Ya voy para cuatro meses de estar yendo constantemente al gimnasio. Efectivamente me siento más fuerte, tengo mejor condición y todo lo que ya había escrito en Historias de gimnasio S03-1. Sin embargo, he bajado ligeramente de medida de cintura, pierna y demás. Leyendo otro blog acerca de una corredora de nombre Araiz, me doy cuenta que, aunque el ejercicio ayuda mucho, es sólo una parte de todo el proceso de bienestar y salud. Lo que necesito también es llevar una dieta o más bien, cuidar lo que como. Le he dicho adiós ya a refrescos, postres, cerveza y bebidas alcohólicas en general. No para siempre porque, en el caso de las bebidas alcohólicas, tengo gusto por el vino, whiskey y ron. La cerveza, gracias a una dermatitis quedó a un lado hasta nuevo aviso 😦 a ver qué tal me va.

Referente al tema de esta entrada: “conversaciones de vestidores” voy a explayarme.

Obviamente desconozco las conversaciones en los vestidores de mujeres, en los de hombres creo que son muy estándar en cualquier vestidor de centros deportivos. Los he escuchado varias veces y a veces me espero un poco para disfrutar lo que dicen y para comprobar lo constante que estas conversaciones pueden ser.

El Saludo

Este generalmente es el trillado “¿Ya estuvo?” o simplemente un “¿Ya?

¿Pues que no es evidente? Si estás todo sudado jadeando y estás en el vestidor con tu maleta generalmente ya terminaste. A menos que hayas entrado a ver tu teléfono o a pasar al baño porque los de afuera están llenos. Si no estás sudado y estás hasta peinadito, pues no, no estuvo y es obvio que está llegando el sujeto al que es dirigido el saludo.

Otros son “¡Qué milagro!“, “¡Ya era hora cabrón!“, “¿Qué te pico?

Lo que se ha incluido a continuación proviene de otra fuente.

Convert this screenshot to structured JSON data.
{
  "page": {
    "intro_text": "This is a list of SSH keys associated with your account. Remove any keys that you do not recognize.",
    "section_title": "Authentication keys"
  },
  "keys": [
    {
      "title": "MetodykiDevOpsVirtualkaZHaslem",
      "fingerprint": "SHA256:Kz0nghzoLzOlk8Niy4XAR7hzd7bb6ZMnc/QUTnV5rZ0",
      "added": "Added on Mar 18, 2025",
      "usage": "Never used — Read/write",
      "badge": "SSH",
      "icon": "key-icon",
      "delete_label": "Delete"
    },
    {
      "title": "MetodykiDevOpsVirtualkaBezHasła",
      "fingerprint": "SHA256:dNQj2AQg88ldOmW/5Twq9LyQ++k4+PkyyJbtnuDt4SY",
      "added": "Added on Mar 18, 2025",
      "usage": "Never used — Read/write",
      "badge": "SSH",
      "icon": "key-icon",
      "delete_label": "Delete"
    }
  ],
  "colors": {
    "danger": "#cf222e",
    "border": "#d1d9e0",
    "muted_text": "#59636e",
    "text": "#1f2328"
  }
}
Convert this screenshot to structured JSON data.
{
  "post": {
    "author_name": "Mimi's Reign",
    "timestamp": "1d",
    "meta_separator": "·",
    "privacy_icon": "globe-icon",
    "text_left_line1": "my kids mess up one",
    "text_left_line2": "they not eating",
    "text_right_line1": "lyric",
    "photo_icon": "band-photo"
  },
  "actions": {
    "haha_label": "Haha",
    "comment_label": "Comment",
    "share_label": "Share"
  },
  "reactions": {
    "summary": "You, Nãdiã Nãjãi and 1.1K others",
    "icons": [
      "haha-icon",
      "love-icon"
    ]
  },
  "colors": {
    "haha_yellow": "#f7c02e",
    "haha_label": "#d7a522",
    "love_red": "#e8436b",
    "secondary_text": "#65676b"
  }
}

Estos saludos emanan de esas entidades que porque van varias veces a la semana – sea a hacer ejercicio o hacerse tontos socializando y no haciendo ejercicio – creen que todos los que van menos veces, necesitan ser objeto del burlón saludo. Da risa el ver que el saludo lo contestan, casi siempre, de manera emocional defendiendo su posición de por qué no han ido tantas veces como la entidad que les pica el amor propio.

Otros que vale la pena mencionar es: el saludo que quieras seguido de la palabra “Champ” o “Campeón”

¿Qué onda campeón?, Hey chaaaamp, Campeón ¿cómo estás?, ¿Qué? ¿Ya estuvo campeón?

¿Se sentirán todos entrenadores, o coaches o sólo están sacando su reprimida paternidad con sus compañeros de vestidor? Personalmente no me gusta cuando me salen con esos sustantivos que les dan una impresión de falsa seguridad a quienes lo dicen… viejo, amigo, compadre, padrino, brother, champ, campeón… a menos que venga de un niño, amigo, compadre, ahijado, hermano o muy buen amigo respectivamente. Pero me da risa cuando llega alguien y saluda refiriéndose a su  “campeón” Como si el gimnasio fuera el lugar donde pueden usarlo sin verse mal. 😉

El tema de conversación

Este podría ser muy variado, pero los temas predominantes son:

El fútbol  ya sea el partido que acaba de ocurrir, el que va a ser o en su defecto, cuando los protagonistas de la conversación juegan en algún equipo. La conversación o va dirigida a ridiculizar al equipo que pierde o que a la siguiente le van a ganar al equipo que gana.

“¡No mames güey! que madriza le pusimos al otro equipo” y pusimos en negrita porque la gente platica como si ellos hubieran estado en la cancha partiéndose la crisma jugando.

“¿Cómo viste el pavitos, felinos? El arbitraje fue una porquería.” Curiosamente casi nunca escucho que alguien habla calmo al referirse al fútbol. Sólo perciben injusticias cuando pierden y cuando ganan arrasan con el equipo perdedor en perfecta lid y sin injusticia alguna.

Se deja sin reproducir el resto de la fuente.